Waktu saya pulang ke Korea setelah selesai latihan penyiaran di RRI, beliau mengantarkan saya ke lapangan terbang Halim Perdana Kusma. Sesaat sebelum berpisah, beliau mengatakan “Selamat jalan anandaku,” sambil bercucuran air mata. Saya juga sampaikan ucapan “Selamat tinggal ayahanda saya. Semoga tetap sehat walafiat,”
Ayah angkat saya, Bapak Sudjarwo telah beristirahat abadi di Taman Makam Pahlawan (TMP) Kali Bata. Tahun lalu, November 2023, saya dan seorang teman saya berkesempatan ke Indonesia untuk mengadakan ceramah di perguruan tinggi di kota Bandung. Sebelum berangkat ke Bandung, saya menengok sebentar ibu angkat saya, Bu Sudjarwo yang sudah lanjut usia dan kondisi jasmaninya juga kurang baik.

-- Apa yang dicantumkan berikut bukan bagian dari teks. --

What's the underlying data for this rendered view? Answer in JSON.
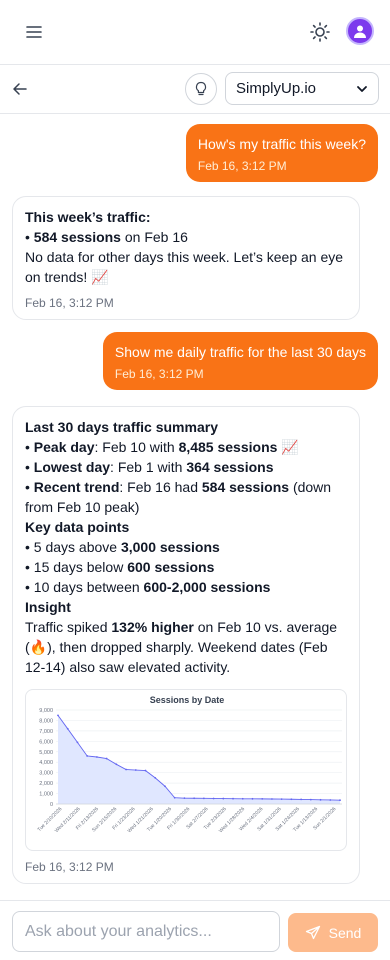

Beliau yang duduk di kursi roda, menyambut hangat saya dengan gaya keibuan, tetap ingat saya, anak sulung beliau. Dalam suasana terharu, saya memberikan salam hormat dengan membungkukkan badan saya, seperti gaya tradisional Korea. Setelah itu, kita bersama-sama ke Taman Makam Pahlawan (TMP) Kali Bata untuk bertemu dengan ayah saya tersayang, Almarhum Bapak Sudjarwo. //
RIWAYAT PENULIS
Prof. Kim, Young Soo, Ph.D. merupakan mantan Kepala Siaran Bahasa Indonesia, KBS World, KBS (Korean Broadcasting System), Korea Selatan. Dia menyelesaikan studi di Malay-Department of Hankuk University Studies (BA) Seoul, Korea, Graduate School of Indonesian’s Letter Hankuk University of Foreign Studies (MA), Seoul, Korea dan Graduate School of Literature in Hankuk University of Foreign Studies (Ph.D), Seoul, Korea.